I knew it was going to be an interesting day from our opening hole at the Bali Hai Golf Club. Well, it had already been an interesting morning, leading up to the Golf Road Warriors participation in the Harmon’s Heroes Tournament.
We met Jared Lemon, the veteran playing in our group, swinging the sticks with his remaining left arm. (See my related post on the Golf Road Warriors site, “Veterans Day.”)
We were also playing with one of the newest members of The A Position team, Aubrey McCormick, undergoing trial by fire with an immediate immersion into the Golf Road Warriors experience. But Aubrey had poise from playing professionally on the Sun Coast, Moon Light and Futures Tours, as well as an appearance on the Golf Channel’s “Big Break Atlantis.”
Our first hole in the tournament scramble was the fourth, which pretty much parallels the flight path for passenger jets departing from the very near McCarran Airport. To a long-time Mets fan like me, the low-flying jets made me positively nostalgic for good old Shea Stadium.
So I belted one that would have easily cleared the fences at Shea, and it landed distantly in the fairway as well. But Aubrey had been cleared to play the forward tees, a 255-yard shot today. She put it right on the green, and we cruised to our first of four straight birdies. Very interesting.
The course was compelling, too. Our second taste of a Walters Golf track couldn’t have been more different than our first, at Royal Links, which was wide open in a replication of links-style play.

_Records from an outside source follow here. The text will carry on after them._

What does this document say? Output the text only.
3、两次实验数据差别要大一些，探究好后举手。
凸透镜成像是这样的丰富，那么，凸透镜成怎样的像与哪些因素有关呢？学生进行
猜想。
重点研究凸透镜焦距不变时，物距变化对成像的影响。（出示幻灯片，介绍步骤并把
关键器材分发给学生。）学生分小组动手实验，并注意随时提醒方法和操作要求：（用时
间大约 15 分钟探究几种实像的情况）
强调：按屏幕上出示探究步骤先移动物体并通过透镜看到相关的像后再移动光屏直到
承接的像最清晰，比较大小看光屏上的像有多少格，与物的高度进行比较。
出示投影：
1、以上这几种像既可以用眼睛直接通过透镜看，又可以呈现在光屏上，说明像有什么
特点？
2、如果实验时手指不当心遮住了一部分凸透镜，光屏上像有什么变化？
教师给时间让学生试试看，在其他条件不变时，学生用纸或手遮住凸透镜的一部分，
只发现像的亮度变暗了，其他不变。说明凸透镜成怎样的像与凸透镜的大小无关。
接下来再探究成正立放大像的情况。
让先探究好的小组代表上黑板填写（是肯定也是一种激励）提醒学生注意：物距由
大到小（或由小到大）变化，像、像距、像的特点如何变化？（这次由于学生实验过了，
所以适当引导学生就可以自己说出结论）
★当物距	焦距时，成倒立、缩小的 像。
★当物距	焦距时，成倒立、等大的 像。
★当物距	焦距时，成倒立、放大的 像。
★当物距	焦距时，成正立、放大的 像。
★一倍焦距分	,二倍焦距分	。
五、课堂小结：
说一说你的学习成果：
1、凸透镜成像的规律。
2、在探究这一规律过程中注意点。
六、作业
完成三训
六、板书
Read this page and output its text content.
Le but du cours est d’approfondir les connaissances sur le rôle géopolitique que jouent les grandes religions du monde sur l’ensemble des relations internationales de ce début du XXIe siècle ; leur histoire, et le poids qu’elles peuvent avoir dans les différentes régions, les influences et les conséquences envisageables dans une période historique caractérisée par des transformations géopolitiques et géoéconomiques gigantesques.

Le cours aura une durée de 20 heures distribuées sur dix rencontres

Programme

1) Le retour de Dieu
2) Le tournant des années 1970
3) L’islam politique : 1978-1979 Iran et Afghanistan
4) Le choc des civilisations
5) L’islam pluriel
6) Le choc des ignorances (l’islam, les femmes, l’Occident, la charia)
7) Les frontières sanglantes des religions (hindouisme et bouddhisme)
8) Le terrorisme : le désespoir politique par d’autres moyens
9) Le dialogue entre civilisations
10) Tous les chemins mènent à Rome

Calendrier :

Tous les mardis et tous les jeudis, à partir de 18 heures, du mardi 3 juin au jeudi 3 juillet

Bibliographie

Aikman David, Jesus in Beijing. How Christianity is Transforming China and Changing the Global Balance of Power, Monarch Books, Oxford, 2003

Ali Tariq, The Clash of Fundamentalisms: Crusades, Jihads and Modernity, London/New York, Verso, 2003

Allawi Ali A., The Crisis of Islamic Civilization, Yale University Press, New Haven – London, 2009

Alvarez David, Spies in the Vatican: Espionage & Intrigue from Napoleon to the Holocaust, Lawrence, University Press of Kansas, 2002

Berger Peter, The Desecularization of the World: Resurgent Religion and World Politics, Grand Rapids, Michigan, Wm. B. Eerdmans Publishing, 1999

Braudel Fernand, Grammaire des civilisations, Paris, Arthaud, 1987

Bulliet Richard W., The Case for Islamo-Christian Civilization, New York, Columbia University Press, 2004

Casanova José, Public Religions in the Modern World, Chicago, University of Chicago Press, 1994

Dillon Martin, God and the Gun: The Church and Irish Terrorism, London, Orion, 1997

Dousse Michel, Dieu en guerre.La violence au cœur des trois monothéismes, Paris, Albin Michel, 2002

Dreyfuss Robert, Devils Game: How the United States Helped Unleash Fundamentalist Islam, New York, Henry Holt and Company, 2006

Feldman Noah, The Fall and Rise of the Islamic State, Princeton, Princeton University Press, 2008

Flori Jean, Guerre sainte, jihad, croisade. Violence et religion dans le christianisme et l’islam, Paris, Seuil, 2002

Bali Hai is a Brian Curley and Lee Schmidt expedition into the dreamscapes of Indonesia. You won’t need a machete to work your way through, but the course is lush with tropical flora, countless palm trees, sinuous lagoons and lavish water features.
Few are as well-versed in such sultry design as Schmidt and Curley, who have offices in China and are the team behind the massive Mission Hills endeavors there. (How many have, like this firm, bilingual websites in English and Chinese?)
But for this course, opened in 2000, the pair were mindful of its locale—Las Vegas—and its namesake inspiration—James Michener’s Tales of the South Pacific, which became the classic Rodgers and Hammerstein musical, South Pacific. So a little showmanship, and maybe a Bloody Mary, is not out of order. Fellow warrior Jeff Wallach may have said it best, when we came to the eighth tee: “This is the hole that cries VEGAS!”
Indeed, in a city that has proven expert at geographical artifice, here it all was dead in front of us—a 464-yard par-4 from an elevated tee, with the backdrop of the entire recreated world—the Luxor pyramid, THEhotel, the twin monoliths of Mandaley Bay and the tip of the Chrysler Building. No wonder we stumbled to a mere par.
The length of the par-4 might have had something to do with it, too. Though there are drivable par-4s on holes one and four (at least for Aubrey McCormick), many of the two-shotters here are monsters (440 yards, 464, 423, 458, 456, 466), at least from the gold tees we were playing–6,601 yards total to a par of 71. Indeed, we were only one-under on these five holes, and that probably cost us the tournament.
The course is rated 70.2 with a slope of 125 from the golds, and the reason is the reasonable chance of reaching each par-5 in two. (We birdied three of the four).
The par-3 fourteenth is a 224-yard monster, but the other four par-3s are of moderate length—if not moderate complexity. There’s plenty of blazingly white sand on the course, but nowhere more so than on the 165-yard eleventh, called the Lagoon hole because of beckoning water left of the green. But the startling feature here is the sand that literally surrounds the hole.
As I mentioned in my other post, this is where Jared banged in a monster putt for a birdie and we all went berserk. It was easily the high point of the day, though we enjoyed ourselves throughout, and at the post-round buffet at the clubhouse’s touted Cili Restaurant, which fuses American cuisine with Asian influences.
The clubhouse maintains the Indonesian feel with a spacious panache, and indeed as we made our way out for the day a wedding reception was making its way in. No telling what the slope rating is on any particular relationship, but we can hope the twosome avoids the hazards, and makes it around as well we did at Bali Hai.